Introduced as a 1992 model, Oldsmobile’s intermediate-sized Achieva was part of the brand’s attempt to modernize and cleanse itself of its much-overused Cutlass name. The Achieva was also part of Oldsmobile’s attempt to broaden its import-buyer appeal with simpler equipment groups, no-haggle pricing, and allegedly more import-like vehicles.
Oldsmobile heavily benchmarked the Honda Accord in advertisements and press material for the Achieva, though it’s unlikely the Achieva did much to help Olds achieve many Honda conquests. Essentially a cosmetic re-skin of the vintage-1985 N-body Cutlass Calais, the Achieva indeed sported more rounded, aero sheetmetal. Unfortunately, the Achieva’s styling wasn’t so easy on the eyes as its predecessor.

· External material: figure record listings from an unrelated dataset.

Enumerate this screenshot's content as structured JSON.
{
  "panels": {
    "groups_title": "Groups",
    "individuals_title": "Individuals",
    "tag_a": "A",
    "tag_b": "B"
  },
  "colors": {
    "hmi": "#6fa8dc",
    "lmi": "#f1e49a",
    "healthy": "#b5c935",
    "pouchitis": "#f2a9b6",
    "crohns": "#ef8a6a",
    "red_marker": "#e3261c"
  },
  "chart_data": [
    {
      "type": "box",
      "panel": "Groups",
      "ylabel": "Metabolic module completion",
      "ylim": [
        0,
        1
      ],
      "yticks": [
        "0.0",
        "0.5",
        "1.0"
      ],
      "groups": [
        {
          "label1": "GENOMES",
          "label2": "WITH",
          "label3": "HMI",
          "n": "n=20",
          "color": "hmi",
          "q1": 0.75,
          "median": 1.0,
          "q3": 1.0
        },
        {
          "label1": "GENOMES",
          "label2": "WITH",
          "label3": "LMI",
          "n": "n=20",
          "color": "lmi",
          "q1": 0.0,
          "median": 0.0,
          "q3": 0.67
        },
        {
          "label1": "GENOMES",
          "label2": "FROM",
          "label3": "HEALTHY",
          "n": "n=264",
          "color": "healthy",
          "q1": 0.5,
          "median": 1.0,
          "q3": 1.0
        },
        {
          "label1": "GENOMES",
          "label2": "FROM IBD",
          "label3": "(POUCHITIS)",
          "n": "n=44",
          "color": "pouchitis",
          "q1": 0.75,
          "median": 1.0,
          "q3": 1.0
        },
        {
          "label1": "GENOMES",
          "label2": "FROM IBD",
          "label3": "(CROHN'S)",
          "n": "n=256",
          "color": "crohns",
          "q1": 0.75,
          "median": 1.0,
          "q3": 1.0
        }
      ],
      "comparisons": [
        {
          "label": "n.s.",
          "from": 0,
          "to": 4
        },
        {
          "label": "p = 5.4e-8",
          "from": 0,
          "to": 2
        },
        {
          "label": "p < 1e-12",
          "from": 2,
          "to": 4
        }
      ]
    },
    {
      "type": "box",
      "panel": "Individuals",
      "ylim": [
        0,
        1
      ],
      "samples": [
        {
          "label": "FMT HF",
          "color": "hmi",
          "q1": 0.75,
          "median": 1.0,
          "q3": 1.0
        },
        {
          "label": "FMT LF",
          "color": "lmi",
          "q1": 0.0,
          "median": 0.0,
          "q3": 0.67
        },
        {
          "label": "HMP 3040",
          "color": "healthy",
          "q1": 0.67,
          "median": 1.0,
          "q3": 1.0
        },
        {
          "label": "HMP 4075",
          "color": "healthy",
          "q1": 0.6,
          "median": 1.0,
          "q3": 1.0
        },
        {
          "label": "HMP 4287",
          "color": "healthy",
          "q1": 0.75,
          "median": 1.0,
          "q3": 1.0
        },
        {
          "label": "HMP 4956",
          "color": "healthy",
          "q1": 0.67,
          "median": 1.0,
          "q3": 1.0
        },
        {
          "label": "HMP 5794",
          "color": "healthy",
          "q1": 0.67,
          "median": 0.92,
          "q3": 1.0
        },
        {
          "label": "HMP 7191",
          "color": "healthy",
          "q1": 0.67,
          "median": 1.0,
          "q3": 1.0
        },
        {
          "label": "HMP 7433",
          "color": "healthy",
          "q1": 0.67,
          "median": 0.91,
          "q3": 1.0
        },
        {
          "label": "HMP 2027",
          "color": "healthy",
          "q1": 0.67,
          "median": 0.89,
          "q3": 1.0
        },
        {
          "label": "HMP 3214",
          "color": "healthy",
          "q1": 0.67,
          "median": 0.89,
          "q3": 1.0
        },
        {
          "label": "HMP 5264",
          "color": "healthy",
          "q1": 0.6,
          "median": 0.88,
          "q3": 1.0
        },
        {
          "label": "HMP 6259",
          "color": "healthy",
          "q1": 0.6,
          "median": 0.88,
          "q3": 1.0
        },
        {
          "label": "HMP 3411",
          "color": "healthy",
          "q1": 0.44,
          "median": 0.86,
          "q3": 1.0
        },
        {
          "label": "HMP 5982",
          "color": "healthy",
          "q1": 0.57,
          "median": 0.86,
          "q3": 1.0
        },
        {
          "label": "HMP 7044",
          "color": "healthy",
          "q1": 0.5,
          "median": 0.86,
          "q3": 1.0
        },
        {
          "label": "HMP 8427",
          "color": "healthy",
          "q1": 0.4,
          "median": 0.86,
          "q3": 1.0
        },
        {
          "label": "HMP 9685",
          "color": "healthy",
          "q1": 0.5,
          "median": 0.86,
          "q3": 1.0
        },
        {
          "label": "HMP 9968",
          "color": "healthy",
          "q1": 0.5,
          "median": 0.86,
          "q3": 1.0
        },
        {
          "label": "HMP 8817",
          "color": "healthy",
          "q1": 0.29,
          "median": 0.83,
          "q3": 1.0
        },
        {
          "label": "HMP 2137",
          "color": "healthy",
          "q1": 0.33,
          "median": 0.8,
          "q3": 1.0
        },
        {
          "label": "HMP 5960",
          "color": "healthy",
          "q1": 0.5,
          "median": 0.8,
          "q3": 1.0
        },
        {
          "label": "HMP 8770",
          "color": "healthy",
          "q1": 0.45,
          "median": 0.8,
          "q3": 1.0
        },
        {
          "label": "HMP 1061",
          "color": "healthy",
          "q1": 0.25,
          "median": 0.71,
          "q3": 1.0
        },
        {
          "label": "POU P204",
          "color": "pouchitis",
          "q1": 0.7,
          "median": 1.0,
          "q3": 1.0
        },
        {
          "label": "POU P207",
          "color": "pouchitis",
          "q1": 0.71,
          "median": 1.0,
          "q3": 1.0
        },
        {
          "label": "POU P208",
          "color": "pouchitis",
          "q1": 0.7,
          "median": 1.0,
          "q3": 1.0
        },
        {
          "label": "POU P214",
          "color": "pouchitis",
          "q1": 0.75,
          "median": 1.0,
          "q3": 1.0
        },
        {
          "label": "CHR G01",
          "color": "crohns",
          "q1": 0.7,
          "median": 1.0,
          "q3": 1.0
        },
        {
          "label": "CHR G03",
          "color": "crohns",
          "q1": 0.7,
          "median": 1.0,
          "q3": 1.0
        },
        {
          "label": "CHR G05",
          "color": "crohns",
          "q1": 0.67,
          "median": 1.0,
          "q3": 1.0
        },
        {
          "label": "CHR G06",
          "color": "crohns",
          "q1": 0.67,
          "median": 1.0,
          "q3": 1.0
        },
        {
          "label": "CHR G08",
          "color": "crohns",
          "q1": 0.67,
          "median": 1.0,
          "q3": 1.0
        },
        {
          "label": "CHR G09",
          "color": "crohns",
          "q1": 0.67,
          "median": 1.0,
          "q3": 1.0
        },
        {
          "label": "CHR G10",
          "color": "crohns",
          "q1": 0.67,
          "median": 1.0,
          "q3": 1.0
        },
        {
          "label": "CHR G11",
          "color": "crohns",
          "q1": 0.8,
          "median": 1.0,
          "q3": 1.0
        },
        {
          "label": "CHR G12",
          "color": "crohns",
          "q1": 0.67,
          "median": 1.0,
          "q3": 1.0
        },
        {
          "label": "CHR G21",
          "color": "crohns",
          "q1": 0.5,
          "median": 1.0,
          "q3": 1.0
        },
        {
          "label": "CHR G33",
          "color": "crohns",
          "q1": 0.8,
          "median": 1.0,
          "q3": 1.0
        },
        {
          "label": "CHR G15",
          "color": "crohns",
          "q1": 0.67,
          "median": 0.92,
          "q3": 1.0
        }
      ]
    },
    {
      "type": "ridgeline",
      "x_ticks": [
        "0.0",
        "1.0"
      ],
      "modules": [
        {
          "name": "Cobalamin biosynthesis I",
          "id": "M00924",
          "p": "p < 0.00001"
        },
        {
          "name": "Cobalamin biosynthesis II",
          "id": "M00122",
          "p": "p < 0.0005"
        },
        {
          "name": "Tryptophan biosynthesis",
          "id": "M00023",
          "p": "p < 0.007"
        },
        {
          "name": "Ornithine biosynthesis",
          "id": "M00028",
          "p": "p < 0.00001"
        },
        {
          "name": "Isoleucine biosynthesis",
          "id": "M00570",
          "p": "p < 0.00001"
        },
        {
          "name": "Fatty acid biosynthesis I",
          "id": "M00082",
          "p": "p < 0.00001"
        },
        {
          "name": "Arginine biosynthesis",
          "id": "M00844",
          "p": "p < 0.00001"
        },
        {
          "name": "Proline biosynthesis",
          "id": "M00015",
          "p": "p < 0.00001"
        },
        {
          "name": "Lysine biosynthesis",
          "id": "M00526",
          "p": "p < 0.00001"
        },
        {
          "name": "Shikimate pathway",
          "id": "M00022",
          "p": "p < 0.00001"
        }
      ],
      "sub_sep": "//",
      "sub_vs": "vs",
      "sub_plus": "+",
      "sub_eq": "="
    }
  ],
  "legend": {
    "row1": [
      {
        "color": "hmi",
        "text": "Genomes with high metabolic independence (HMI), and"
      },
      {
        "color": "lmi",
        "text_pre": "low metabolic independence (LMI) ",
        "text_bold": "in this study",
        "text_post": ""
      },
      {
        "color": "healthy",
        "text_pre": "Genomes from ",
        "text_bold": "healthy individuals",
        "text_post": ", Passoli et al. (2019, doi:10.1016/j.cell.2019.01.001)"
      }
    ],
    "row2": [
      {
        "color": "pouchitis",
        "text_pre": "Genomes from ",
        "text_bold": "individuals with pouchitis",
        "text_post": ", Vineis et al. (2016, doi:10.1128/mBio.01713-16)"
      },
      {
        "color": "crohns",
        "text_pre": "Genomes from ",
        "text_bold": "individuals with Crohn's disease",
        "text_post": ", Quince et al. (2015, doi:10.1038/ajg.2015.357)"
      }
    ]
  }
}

Echoing the styling of the very subjective 1991 Ninety-Eight, the larger sedan’s styling translated even worse to the compact N-body. With its overly angular nose and split vertical bar grille, overextended underbite front bumper, rear doors that excessively protruded at the beltline, skirted rear wheels, and uninspired rear end, the Achieva came across as horribly frumpy. Honda buyers stayed on their side of the fence, and after a few years, Oldsmobile stopped targeting import buyers and accepted that most buyers were probably rental fleets. In fact, for its final year of 1998, all Achieva sales were limited to fleet customers, meaning that this car was likely once a rental. The fact that its still on the roads after years of abuse and reuse is quite an achivea-ment.